Das Projekt befand sich in Westpolen, 40 km von Breslau in dem Dorf Mikoszów, bei der Saint Celestyn Association (Polnisch: Stowarzyszenie św. Celestyna). Dort wurde 1991 eine beispielhafte Einrichtung für geistig und körperlich beeinträchtigte Menschen jeden Alters aufgebaut, bei dem heute ca. 150 Menschen medizinisch behandelt, betreut, umsorgt und in Workshops, Symposien und sonstigen kleineren und größeren Aktivitäten beschäftigt werden. Ab Herbst 2008 soll daneben auch Hippotherapie angeboten werden.
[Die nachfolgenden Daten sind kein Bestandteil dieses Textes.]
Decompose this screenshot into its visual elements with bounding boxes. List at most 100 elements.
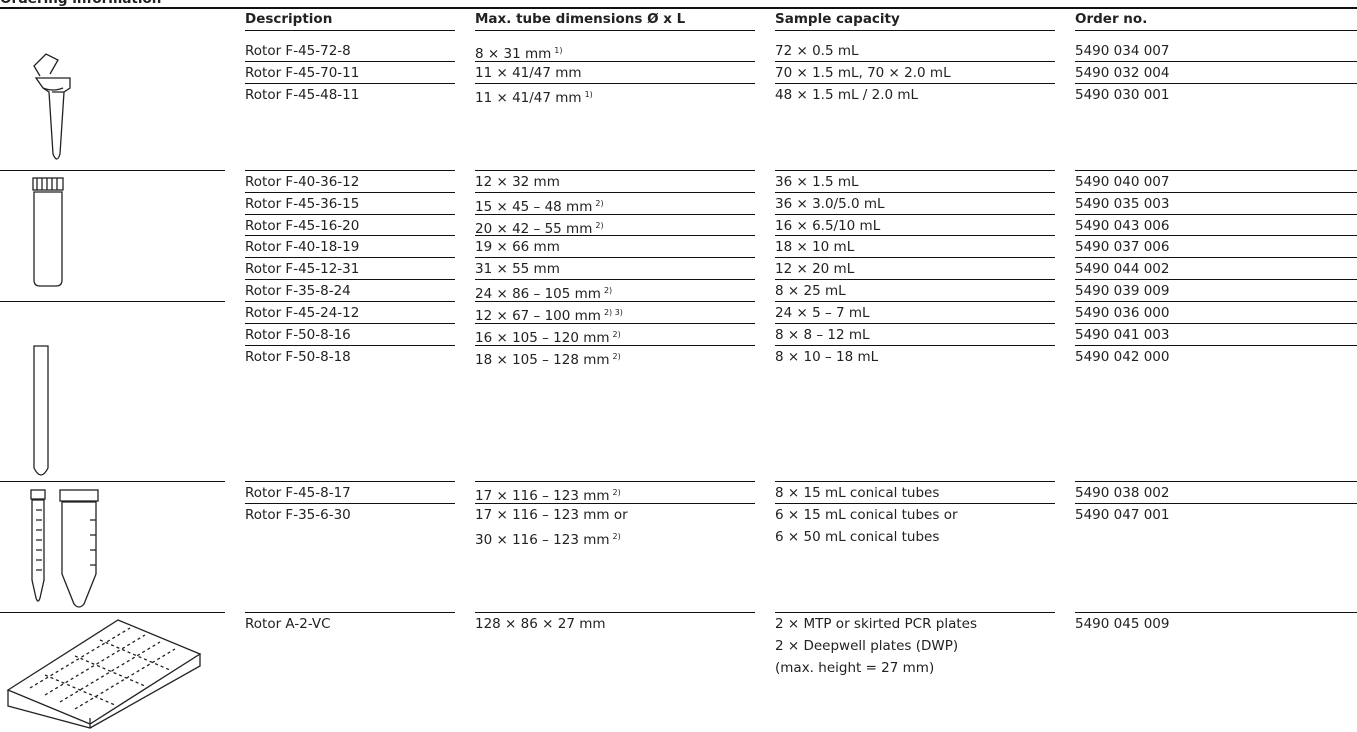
row-rule xyxy=(1075,192,1357,193)
row-rule xyxy=(775,170,1055,171)
row-rule xyxy=(1075,612,1357,613)
order-number: 5490 035 003 xyxy=(1075,195,1170,212)
footnote: 2) xyxy=(595,198,604,208)
capacity: 8 × 8 – 12 mL xyxy=(775,326,870,343)
capacity: 2 × Deepwell plates (DWP) xyxy=(775,638,959,654)
row-rule xyxy=(775,192,1055,193)
row-rule xyxy=(0,481,225,482)
row-rule xyxy=(475,257,755,258)
row-rule xyxy=(475,481,755,482)
description: Rotor F-45-24-12 xyxy=(245,305,360,321)
dimensions: 16 × 105 – 120 mm 2) xyxy=(475,329,621,346)
order-number: 5490 045 009 xyxy=(1075,616,1170,632)
row-rule xyxy=(1075,301,1357,302)
order-number: 5490 030 001 xyxy=(1075,86,1170,103)
row-rule xyxy=(775,481,1055,482)
dimensions: 17 × 116 – 123 mm or xyxy=(475,506,628,523)
row-rule xyxy=(1075,61,1357,62)
dimensions: 17 × 116 – 123 mm 2) xyxy=(475,488,621,504)
order-number: 5490 039 009 xyxy=(1075,283,1170,299)
row-rule xyxy=(1075,257,1357,258)
description: Rotor F-40-36-12 xyxy=(245,174,360,190)
row-rule xyxy=(1075,235,1357,236)
row-rule xyxy=(245,279,455,280)
row-rule xyxy=(475,612,755,613)
row-rule xyxy=(0,170,225,171)
description: Rotor F-45-8-17 xyxy=(245,485,351,501)
dimensions: 8 × 31 mm 1) xyxy=(475,46,563,62)
row-rule xyxy=(245,612,455,613)
column-header: Max. tube dimensions Ø x L xyxy=(475,11,686,27)
row-rule xyxy=(1075,323,1357,324)
footnote: 2) xyxy=(595,220,604,230)
footnote: 2) xyxy=(603,286,613,295)
row-rule xyxy=(245,83,455,84)
order-number: 5490 036 000 xyxy=(1075,305,1170,321)
row-rule xyxy=(775,279,1055,280)
row-rule xyxy=(475,214,755,215)
row-rule xyxy=(245,481,455,482)
capacity: 8 × 10 – 18 mL xyxy=(775,348,879,365)
description: Rotor F-35-8-24 xyxy=(245,283,351,299)
row-rule xyxy=(475,301,755,302)
row-rule xyxy=(775,83,1055,84)
capacity: 36 × 1.5 mL xyxy=(775,174,859,190)
description: Rotor F-50-8-16 xyxy=(245,326,351,343)
dimensions: 24 × 86 – 105 mm 2) xyxy=(475,286,613,302)
row-rule xyxy=(245,214,455,215)
dimensions: 15 × 45 – 48 mm 2) xyxy=(475,198,604,215)
row-rule xyxy=(245,301,455,302)
row-rule xyxy=(775,61,1055,62)
row-rule xyxy=(775,503,1055,504)
row-rule xyxy=(1075,503,1357,504)
capacity: 2 × MTP or skirted PCR plates xyxy=(775,616,977,632)
dimensions: 11 × 41/47 mm 1) xyxy=(475,89,593,106)
footnote: 2) xyxy=(612,351,621,361)
description: Rotor A-2-VC xyxy=(245,616,331,632)
dimensions: 30 × 116 – 123 mm 2) xyxy=(475,531,621,548)
capacity: 72 × 0.5 mL xyxy=(775,43,859,59)
description: Rotor F-45-72-8 xyxy=(245,43,351,59)
row-rule xyxy=(475,279,755,280)
row-rule xyxy=(775,257,1055,258)
row-rule xyxy=(775,301,1055,302)
row-rule xyxy=(475,192,755,193)
capacity: (max. height = 27 mm) xyxy=(775,660,935,676)
row-rule xyxy=(245,61,455,62)
footnote: 1) xyxy=(554,46,563,55)
row-rule xyxy=(1075,83,1357,84)
dimensions: 11 × 41/47 mm xyxy=(475,64,582,81)
row-rule xyxy=(1075,214,1357,215)
column-header: Order no. xyxy=(1075,11,1148,27)
row-rule xyxy=(0,612,225,613)
order-number: 5490 040 007 xyxy=(1075,174,1170,190)
capacity: 6 × 15 mL conical tubes or xyxy=(775,506,958,523)
row-rule xyxy=(775,612,1055,613)
order-number: 5490 044 002 xyxy=(1075,261,1170,278)
row-rule xyxy=(475,235,755,236)
row-rule xyxy=(775,214,1055,215)
row-rule xyxy=(245,345,455,346)
description: Rotor F-45-48-11 xyxy=(245,86,360,103)
order-number: 5490 038 002 xyxy=(1075,485,1170,501)
row-rule xyxy=(475,345,755,346)
description: Rotor F-45-36-15 xyxy=(245,195,360,212)
order-number: 5490 037 006 xyxy=(1075,239,1170,256)
row-rule xyxy=(475,170,755,171)
row-rule xyxy=(245,257,455,258)
row-rule xyxy=(475,61,755,62)
column-header: Description xyxy=(245,11,333,27)
row-rule xyxy=(1075,481,1357,482)
row-rule xyxy=(775,235,1055,236)
row-rule xyxy=(775,345,1055,346)
capacity: 12 × 20 mL xyxy=(775,261,855,278)
row-rule xyxy=(245,503,455,504)
row-rule xyxy=(1075,279,1357,280)
capacity: 36 × 3.0/5.0 mL xyxy=(775,195,885,212)
capacity: 8 × 15 mL conical tubes xyxy=(775,485,940,501)
order-number: 5490 032 004 xyxy=(1075,64,1170,81)
dimensions: 12 × 32 mm xyxy=(475,174,560,190)
row-rule xyxy=(245,30,455,31)
capacity: 70 × 1.5 mL, 70 × 2.0 mL xyxy=(775,64,951,81)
Die Fertigstellung der dafür benötigten Anlage hatte höchste Priorität, so dass die drei Wochen Arbeit der Freiwilligen dieser Aufgabe gewidmet wurde.

Die Anlage besteht aus einer Pferdekoppel und Reitplatz, sowie einem geschlossenen Reitpavillon aus Holz für Regenwetter. Der Rohbau des Reitpavillons wurde dabei von einer Baufirma errichtet.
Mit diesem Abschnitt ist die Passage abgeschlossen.